The project investigated the integration of damage‑detection sensors into the composite under‑body protection structure of a battery system. The goal was to obtain a reliable, robust, and long‑term stable measurement of deformation, force, and acceleration that could be used to classify damage severity. The research focused on three main sensor concepts: a force‑sensing resistor (FSR), a strain‑gauge wire, and a coil sensor. In addition, a digital accelerometer (ADXL356/357) was evaluated for dynamic measurement of impact forces.
Experimental tests were carried out on an evaluation board that mimicked the final application. An impulse hammer delivered controlled impacts while the sensors recorded the resulting signals. The FSR, which has a free‑state resistance in the megaohm range and drops to below 100 Ω under pressure, showed the largest voltage excursions – up to 10 % – compared with the strain‑gauge wire, which produced less than 0.01 % change. However, the FSR suffered from significant baseline drift: the nominal resistance varied by up to 50 % between samples, changed by 10 % over time, and fluctuated by 20 % at 80 °C. Its sensitivity was uneven across the sensor area, with only about 60 % of the surface responding strongly to pressure. These issues were attributed to the current embedding technique, where the glass‑fiber composite supports the sensor only at the raised edges, leaving the central area poorly contacted. A more precise contact strip was suggested to improve uniformity.
The strain‑gauge wire performed more consistently. A dimple of double width produced only a small voltage change, whereas a deeper dimple yielded a proportional response. A dimple located on the battery cross‑beam produced a slightly smaller signal than one in the inter‑beam region, indicating that the measured signal depends mainly on the amount of deformation rather than on the exact position. The coil sensor, while robust, showed the lowest sensitivity among the three candidates.
The ADXL356/357 accelerometers, available in a compact 6 mm × 5.6 mm × 2.2 mm package, were tested for their ability to capture high accelerations up to 25 g. Their analog and digital outputs (SPI or I²C) allowed multi‑axis measurement (x, y, z). The dynamic tests demonstrated that the accelerometers could resolve impact events within milliseconds, providing a complementary data set for damage classification. Correlation of the accelerometer data with the strain‑gauge and FSR signals suggested that a combined sensor approach could improve damage detection accuracy.
The project’s technical outcomes are at Technology Readiness Levels 2–4. The study confirmed that sensor integration into fiber‑reinforced sandwich structures is feasible for a range of fiber‑matrix combinations. The research identified promising application scenarios and demonstrated laboratory prototypes, but further work is required to transfer the results to industrial production and to validate the sensors under real‑world crash conditions.

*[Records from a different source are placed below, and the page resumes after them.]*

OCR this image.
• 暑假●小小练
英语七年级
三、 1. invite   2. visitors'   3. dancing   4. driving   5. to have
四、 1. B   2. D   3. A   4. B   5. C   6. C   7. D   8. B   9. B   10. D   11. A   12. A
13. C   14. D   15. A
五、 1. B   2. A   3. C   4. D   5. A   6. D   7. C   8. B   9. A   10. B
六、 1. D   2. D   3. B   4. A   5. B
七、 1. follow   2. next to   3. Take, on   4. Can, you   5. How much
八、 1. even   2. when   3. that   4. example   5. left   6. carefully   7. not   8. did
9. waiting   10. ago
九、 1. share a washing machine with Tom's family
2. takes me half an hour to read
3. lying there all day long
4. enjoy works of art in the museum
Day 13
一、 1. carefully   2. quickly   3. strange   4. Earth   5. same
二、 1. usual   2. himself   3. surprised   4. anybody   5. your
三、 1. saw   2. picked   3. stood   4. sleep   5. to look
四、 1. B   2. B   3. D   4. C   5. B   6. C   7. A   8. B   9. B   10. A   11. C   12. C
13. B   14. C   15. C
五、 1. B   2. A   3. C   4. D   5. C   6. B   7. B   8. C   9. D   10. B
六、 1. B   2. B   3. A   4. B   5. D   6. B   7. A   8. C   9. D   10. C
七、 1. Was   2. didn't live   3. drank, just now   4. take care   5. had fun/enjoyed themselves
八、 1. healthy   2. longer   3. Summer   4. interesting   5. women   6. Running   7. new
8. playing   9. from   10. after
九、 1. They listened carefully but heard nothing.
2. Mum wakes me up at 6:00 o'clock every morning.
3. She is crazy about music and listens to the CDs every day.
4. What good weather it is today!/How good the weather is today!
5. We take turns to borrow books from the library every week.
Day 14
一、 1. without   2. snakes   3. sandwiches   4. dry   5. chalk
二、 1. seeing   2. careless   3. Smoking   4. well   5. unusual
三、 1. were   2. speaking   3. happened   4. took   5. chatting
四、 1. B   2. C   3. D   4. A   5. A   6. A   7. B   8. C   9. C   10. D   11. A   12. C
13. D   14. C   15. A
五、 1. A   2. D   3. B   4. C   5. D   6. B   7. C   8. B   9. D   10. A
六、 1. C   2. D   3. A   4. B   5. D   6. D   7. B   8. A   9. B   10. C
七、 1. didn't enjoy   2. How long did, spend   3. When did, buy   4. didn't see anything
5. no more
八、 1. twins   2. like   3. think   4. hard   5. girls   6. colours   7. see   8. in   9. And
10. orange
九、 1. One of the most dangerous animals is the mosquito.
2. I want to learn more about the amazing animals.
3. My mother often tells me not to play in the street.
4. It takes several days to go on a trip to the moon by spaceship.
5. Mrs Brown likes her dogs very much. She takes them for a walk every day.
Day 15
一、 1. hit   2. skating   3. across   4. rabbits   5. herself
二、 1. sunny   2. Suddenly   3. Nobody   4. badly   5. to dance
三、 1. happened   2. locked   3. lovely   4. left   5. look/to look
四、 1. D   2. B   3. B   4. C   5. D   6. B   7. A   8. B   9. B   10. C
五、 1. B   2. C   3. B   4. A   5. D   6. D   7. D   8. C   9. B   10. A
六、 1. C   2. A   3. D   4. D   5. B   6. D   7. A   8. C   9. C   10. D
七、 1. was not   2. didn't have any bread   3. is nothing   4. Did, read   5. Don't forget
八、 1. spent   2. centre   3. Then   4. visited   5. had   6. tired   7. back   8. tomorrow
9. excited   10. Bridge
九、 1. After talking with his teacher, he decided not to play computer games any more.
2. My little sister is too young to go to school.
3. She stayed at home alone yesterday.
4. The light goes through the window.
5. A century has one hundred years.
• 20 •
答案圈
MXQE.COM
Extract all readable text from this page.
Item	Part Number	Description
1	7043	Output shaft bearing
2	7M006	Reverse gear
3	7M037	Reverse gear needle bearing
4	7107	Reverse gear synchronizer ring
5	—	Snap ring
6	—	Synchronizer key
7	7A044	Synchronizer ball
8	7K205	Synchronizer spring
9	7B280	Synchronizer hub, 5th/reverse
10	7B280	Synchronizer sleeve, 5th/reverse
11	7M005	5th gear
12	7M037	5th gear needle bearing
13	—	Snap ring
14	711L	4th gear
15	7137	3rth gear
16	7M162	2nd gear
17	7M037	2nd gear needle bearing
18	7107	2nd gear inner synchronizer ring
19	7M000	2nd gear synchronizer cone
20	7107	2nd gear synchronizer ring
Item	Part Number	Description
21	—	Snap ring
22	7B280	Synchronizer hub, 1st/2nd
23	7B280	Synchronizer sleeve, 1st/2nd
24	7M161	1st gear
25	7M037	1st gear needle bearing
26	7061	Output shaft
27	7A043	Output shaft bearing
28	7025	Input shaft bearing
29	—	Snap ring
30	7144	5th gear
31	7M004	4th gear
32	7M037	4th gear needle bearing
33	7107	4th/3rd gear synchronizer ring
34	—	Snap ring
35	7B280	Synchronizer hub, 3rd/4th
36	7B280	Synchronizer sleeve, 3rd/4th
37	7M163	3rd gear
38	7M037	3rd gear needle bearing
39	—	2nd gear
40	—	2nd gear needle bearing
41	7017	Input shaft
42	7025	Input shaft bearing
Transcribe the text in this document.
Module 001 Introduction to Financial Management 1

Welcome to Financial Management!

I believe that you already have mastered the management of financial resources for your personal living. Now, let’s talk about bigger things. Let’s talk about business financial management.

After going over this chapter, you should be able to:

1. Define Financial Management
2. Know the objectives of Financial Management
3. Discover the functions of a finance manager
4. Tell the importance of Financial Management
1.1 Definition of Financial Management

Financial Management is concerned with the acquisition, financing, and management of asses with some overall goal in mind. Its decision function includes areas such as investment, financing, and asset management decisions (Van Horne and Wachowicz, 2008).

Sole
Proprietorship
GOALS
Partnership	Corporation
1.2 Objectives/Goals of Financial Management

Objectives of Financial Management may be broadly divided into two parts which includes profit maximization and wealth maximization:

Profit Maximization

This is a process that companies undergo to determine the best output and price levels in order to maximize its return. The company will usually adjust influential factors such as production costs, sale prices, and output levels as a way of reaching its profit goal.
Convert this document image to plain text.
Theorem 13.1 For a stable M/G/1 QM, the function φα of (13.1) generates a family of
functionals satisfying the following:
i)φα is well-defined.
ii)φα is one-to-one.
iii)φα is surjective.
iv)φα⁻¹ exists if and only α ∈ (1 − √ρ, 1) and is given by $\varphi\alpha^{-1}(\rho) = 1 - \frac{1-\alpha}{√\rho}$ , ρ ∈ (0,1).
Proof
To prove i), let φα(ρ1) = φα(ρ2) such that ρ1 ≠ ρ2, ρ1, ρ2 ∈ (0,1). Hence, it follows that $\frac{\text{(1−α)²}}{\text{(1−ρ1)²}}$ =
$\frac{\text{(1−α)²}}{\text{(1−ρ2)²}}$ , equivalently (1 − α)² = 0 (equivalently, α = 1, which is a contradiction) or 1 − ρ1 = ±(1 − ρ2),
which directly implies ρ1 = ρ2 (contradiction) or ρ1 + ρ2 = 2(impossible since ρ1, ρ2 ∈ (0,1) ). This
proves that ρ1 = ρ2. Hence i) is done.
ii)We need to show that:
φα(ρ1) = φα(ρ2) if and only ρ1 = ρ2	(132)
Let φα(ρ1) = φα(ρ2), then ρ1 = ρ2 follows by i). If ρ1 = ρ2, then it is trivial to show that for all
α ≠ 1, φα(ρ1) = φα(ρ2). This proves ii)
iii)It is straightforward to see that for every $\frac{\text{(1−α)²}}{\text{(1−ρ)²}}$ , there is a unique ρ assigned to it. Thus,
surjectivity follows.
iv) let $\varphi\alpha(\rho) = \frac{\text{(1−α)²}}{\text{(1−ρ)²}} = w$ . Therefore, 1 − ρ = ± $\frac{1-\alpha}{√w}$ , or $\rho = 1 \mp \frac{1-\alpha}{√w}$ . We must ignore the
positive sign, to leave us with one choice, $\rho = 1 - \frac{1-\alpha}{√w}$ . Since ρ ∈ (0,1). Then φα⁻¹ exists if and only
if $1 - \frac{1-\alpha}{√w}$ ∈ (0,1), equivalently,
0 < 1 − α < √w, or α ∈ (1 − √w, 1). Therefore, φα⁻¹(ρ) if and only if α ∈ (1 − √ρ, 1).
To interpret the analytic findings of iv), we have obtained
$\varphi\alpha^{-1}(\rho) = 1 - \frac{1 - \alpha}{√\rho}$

Collaboration was carried out within a consortium that included Porsche AG, which defined the battery protection structure and the damage‑detection requirements, and the Fraunhofer Institute for Ceramic Technologies and Systems (IKTS), which contributed expertise in piezoelectric acoustic detection. The project was funded by a German research agency and spanned several years, culminating in this final report. The consortium’s internal evaluation selected design variant 1 of the under‑body protection structure based on a morphological box analysis, and the project defined five damage‑detection levels to guide future sensor deployment.